Concepts
Data
There are 2 type of data structured and unstructured data. SEDGE helps you to work with both types of data. Structured data is a set of records created using a predefined (fixed) schema and is organized in a tabular format. SEDGE can handle structured data. Unstructured datasets are not stored in a structured database format and it’s not predefined through data models and data can be in a textual or a non-textual format. SEDGE can handle unstructured data in a textual format.
Projects
In SEDGE the project is the set of dataset(s), that is loaded for the purpose of analysis. The project files could be
Single CSV / TSV files or
Multiple CSV files
Data loaded in a Database
CSV / TSV can be single files or they could be multiple files, which can be joined in together using primary key. In summary, the SQL query builder can be applied to the multiple csv files which are loaded, and they behave similar to the tables of a database. The database which can be read are MYSQL, MSSQL, Oracle, Postgres, MariaDB etc.

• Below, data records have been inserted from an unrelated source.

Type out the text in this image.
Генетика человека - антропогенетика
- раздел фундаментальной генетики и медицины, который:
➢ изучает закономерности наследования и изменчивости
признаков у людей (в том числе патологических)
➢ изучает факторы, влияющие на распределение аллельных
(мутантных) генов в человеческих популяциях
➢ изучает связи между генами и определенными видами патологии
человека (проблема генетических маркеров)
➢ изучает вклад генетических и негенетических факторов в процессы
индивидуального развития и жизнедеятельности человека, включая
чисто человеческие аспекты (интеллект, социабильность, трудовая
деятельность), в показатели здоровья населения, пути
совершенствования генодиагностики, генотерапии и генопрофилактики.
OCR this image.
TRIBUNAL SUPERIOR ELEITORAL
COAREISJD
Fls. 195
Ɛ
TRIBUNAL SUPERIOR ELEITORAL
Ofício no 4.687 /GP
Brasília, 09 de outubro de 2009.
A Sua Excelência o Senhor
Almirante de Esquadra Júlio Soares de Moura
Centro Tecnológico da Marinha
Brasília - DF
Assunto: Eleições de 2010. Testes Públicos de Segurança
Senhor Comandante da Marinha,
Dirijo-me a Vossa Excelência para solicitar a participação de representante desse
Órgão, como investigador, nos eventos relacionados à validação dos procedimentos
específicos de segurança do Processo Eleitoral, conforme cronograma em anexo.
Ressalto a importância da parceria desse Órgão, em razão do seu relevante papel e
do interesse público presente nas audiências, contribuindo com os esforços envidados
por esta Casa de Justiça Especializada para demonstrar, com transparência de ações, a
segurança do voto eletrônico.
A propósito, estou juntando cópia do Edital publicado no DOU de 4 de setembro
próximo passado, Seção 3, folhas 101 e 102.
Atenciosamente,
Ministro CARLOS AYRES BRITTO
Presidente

The tables within database can be loaded and using the SQL query builder, they can be joined, sorted, grouped or filtered. In summer most of the SQL query expression can be applied to the datasets.
Formula Builder
Once the dataset is loaded, the users have to perform data wrangling, which is the art of cleaning and unifying messy and complex data sets for easy access and analysis. 80% of users time to perform analysis ends up in data cleaning, and this has been a laborious process, and SEDGE helps the users to perform these functionalities with ease. More than 100+ functions exist within SEDGE and the users can easily perform these functionalities with minimal / nil python programming knowledge.
The functionalities built into SEDGE includes various transformations, string manipulation, mathematical functions, grouping and filtering functionalities.